You are monomaniacal.
Later dude!
 
Wrong. You're using the (il)logic of abundance. Sure, we build them now, because we have abundant resources. When we don't, we'll go back to less energy intensive ways of doing the same thing, Morse code, carrier pigeons, pony express.


Pony express is "less energy intensive"?

:lol2

An average horse eats about 25 pounds of fodder a day -- at 200 (kilo)calories a pound, that's about 5000 kcal of energy. The pony express could take messages from St. Louis to Sacramento in about ten days carrying a weight of less than 100 pounds of cargo.
That's 50,000 kcal to deliver 100 pounds, or 500,000 calories per pound.

100 pounds is about 20 reams of paper -- call it 10,000 pages or 10MB of data.

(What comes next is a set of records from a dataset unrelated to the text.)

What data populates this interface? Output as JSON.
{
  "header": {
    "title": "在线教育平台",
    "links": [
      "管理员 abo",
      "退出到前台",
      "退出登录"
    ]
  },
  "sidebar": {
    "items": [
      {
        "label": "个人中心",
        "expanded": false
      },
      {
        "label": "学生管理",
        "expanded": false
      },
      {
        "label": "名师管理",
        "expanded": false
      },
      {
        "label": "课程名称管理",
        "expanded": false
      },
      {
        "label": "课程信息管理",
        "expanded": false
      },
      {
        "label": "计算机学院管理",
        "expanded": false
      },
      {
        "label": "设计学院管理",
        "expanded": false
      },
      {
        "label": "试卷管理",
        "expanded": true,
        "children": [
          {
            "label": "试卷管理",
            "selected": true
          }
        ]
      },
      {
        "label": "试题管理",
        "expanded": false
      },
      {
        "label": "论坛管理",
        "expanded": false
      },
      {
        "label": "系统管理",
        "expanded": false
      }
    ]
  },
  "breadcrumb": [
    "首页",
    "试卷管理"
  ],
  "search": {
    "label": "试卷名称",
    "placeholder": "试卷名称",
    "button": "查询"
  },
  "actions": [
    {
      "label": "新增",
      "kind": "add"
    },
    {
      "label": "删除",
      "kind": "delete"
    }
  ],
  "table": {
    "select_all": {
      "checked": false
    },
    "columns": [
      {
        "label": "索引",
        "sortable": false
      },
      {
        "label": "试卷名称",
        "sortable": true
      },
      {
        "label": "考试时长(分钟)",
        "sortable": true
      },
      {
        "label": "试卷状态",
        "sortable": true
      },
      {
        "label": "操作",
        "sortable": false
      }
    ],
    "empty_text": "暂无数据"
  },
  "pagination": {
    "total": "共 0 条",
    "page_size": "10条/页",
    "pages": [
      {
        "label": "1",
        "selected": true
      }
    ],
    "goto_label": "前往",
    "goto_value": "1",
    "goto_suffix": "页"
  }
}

Of course, it was actually considerably less efficient than this, because the pony express actually used staged horses for speed -- in fact, it took hundreds of horses to carry the mail although bandwidth volume makes up for this to some extent.
 
I expect to get a flurry of responses that simply ignore the argument Grand Archdruid John Michael Greer makes about economic viability...

It seems to me that pretty much every response you've gotten has actually been addressing the argument about economic viability.
The irony is that Greer expects his economic viability argument to be taken as a given, and isn't ready to debate it -- because the facts don't line up with his assumptions.
He hopes that others will ignore the basis of his argument and argue from consequences instead, because when the actual topic is engaged, his assumptions are ridiculous and his facts are wrong.